Asgari işçilik uygulamasında “araştırma” (ön değerlendirme) aşaması, Kurumun idari bir işlemi olup işverene prim ve gecikme zammının tebliği, 5510 sayılı Kanun’un 85.maddesinin 3.fıkrası anlamında prim tahakkuk ve tebliği olmadığından bu aşamada itiraz ve dava yolu uygulanmaz.
Kurumun ilişiksizlik belgesine esas olmak üzere işverene prim borcunu, gecikme cezasını ve zammını bildirmesi halinde işveren bu borcu ödemek zorunda olmadığı gibi bu aşamada borcun kayıtsız-şartsız ödenmesi halinde borç teknik anlamda kesinleşir, ödenmez ise Kurumca müfettiş incelemesi yapılır. Borcun ihtirazi kayıtla ödenmesi Kurum alacağının (borcun) bu madde kapsamında (teknik anlamda) kesinleşmesine engel değildir. Ne var ki borcun ihtirazi kayıtla ödenmesi işverene istirdat davası açma imkanı tanır. Çünkü ilişiksizlik belgesini almak isteyen işveren bu aşamada Kurumca tahakkuk ve tebliğ edilen prim borcunu, gecikme cezasını ve zammını ödemek zorundadır.

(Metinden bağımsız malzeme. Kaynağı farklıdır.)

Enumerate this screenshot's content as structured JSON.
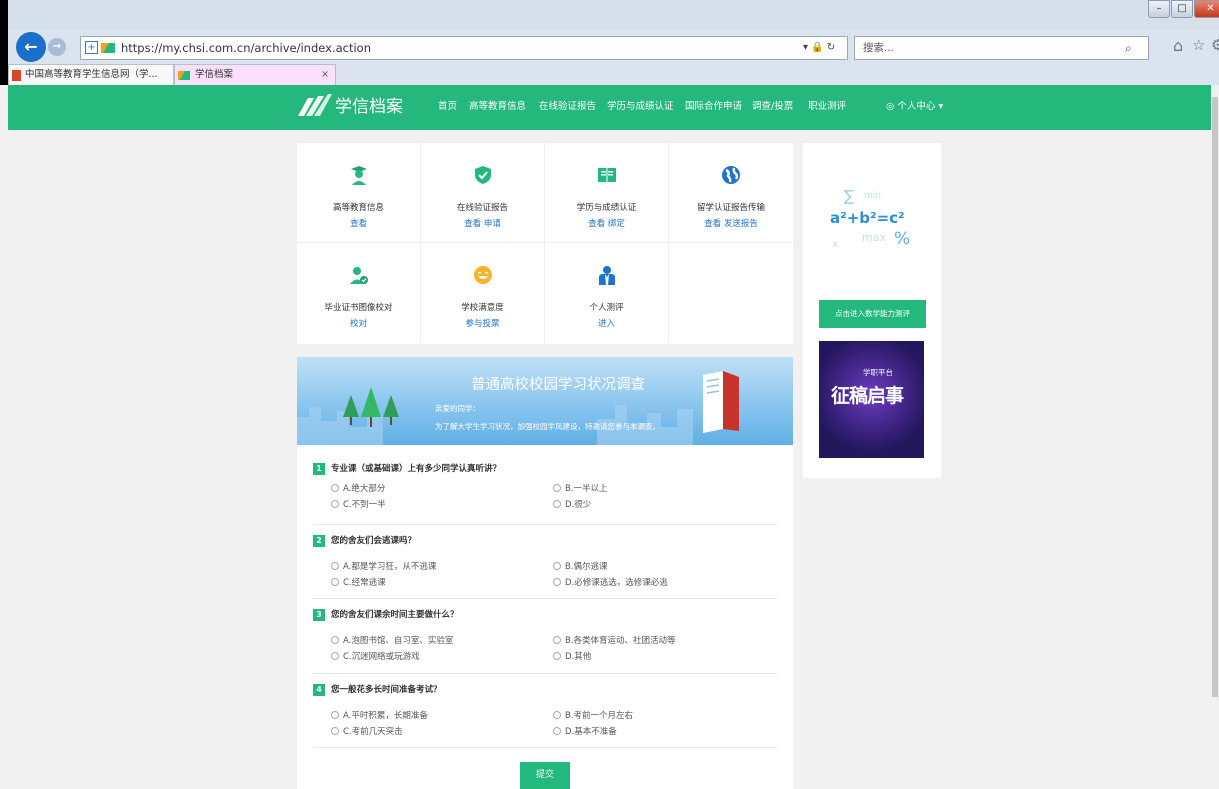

Ne var ki işverenin ödeme isteği, Kurumun yapmış olduğu “araştırma” (ön değerlendirme) işlemlerinin doğru olduğunu kabul anlamına gelmeyeceğinden, ilişiksizlik belgesi alabilmek için borcu ödeyen işveren, ihtirazi kayıt yoluyla haklarını saklı tutmaktadır.

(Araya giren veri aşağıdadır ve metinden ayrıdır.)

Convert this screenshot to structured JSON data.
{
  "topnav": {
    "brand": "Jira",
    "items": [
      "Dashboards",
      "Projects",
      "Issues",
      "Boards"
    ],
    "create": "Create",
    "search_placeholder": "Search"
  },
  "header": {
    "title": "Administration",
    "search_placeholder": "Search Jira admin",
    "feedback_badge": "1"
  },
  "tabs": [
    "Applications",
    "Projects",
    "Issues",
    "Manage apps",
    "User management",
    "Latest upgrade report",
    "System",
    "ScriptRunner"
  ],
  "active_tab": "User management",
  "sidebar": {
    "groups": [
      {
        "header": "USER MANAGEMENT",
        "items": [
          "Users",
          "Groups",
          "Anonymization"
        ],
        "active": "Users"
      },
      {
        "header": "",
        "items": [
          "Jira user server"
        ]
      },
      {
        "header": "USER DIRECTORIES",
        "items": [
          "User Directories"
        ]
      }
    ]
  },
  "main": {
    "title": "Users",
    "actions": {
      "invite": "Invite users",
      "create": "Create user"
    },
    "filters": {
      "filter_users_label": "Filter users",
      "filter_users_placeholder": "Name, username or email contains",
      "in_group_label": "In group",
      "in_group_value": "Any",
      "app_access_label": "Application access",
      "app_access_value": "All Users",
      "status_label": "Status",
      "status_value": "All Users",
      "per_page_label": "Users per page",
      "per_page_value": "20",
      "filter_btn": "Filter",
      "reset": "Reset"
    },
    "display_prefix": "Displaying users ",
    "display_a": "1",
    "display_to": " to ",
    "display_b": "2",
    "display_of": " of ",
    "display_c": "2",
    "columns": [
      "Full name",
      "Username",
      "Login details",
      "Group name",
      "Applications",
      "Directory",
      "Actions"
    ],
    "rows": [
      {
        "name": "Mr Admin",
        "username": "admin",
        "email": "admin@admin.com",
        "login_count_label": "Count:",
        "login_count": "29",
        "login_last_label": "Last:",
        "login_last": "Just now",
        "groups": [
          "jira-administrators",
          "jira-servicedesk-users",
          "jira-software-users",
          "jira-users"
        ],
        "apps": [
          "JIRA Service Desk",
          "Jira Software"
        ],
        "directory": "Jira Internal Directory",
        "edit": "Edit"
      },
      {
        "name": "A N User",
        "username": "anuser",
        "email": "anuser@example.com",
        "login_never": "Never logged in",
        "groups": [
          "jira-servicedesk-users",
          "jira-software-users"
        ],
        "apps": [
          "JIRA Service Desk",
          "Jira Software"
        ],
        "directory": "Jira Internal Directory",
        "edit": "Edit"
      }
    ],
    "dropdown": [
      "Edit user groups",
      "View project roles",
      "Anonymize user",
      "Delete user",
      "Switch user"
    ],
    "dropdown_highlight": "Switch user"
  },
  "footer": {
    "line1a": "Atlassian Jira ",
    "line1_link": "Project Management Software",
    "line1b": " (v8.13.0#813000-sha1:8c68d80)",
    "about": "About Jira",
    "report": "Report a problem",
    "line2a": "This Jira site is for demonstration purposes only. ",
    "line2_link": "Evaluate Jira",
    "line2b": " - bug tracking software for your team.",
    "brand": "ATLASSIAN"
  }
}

İşveren, “araştırma” aşamasında tebliğ edilen prim borcunu ve gecikme zammını ihtirazi kayıtla ödemesi koşuluyla istirdat davasını 10 yıllık süre içerisinde açabilir.
Olumsuz tespit istemine ilişkin davanın açılmasından sonra işverenin tebliğ edilen prim ve gecikme zammını ödemesi halinde dava kendiliğinden istirdata dönüşür. Bunun için davacının ıslah dilekçesi sunmasına gerek yoktur. Yalnızca ödemeye ilişkin belgelerin sunulması ve ödenen miktarın olumsuz tespit istemine konu dava değerini aşması halinde eksik harcı tamamlanması yeterlidir. İİK’nun 72.maddesi kıyasen uygulanmalıdır.
Dava açıldıktan sonra prim ve gecikme zammı ödenirken ihtirazi kayda gerek yoktur. İşveren, asgari işçilik uygulamasının hukuka aykırı olduğu savına dayalı olumsuz tespit davası açmakla ihtirazi kayıt iradesini zaten daha önceden ortaya koymuştur.
Yukarıda yer alan açıklamalar ışığında, davacının “araştırma” (ön değerlendirme) aşaması sonucunda kendisine tebliğ edilen prim ve gecikme zammını 26.06.2013 günü ihtirazi kayıt ile ödediği ve dava tarihi itibariyle 5510 sayılı Kanun’un 89.maddesinin 3.fıkrasında açıklanan on yıllık sürenin geçmediği anlaşılmakla, mahkemece işin esasına girilerek davacının talepleri hakkında bir karar verilmesi gerekirken yerinde olmayan hak düşürücü sürenin geçtiği gerekçesiyle davanın reddine karar verilmesi usul ve yasaya aykırı olup bozma nedenidir.
Kabule göre, Kanun’da öngörülen ön şartın (hak düşürücü süre) yerine getirilmemesi nedeniyle davanın reddine karar verilmesi karşısında, avukatlık ücretinin Avukatlık Asgari Ücret Tarifesi’nin 7/2 maddesine göre takdiri gerekirken yazılı biçimde avukatlık ücreti takdiri de doğru değildir.
O halde, davacının bu yönleri amaçlayan temyiz itirazları kabul edilmeli ve hüküm bozulmalıdır.
SONUÇ: Hükmün yukarıda açıklanan nedenlerle BOZULMASINA,temyiz harcının istek halinde temyiz edene iadesine
25.12.2014 gününde oybirliğiyle karar verildi.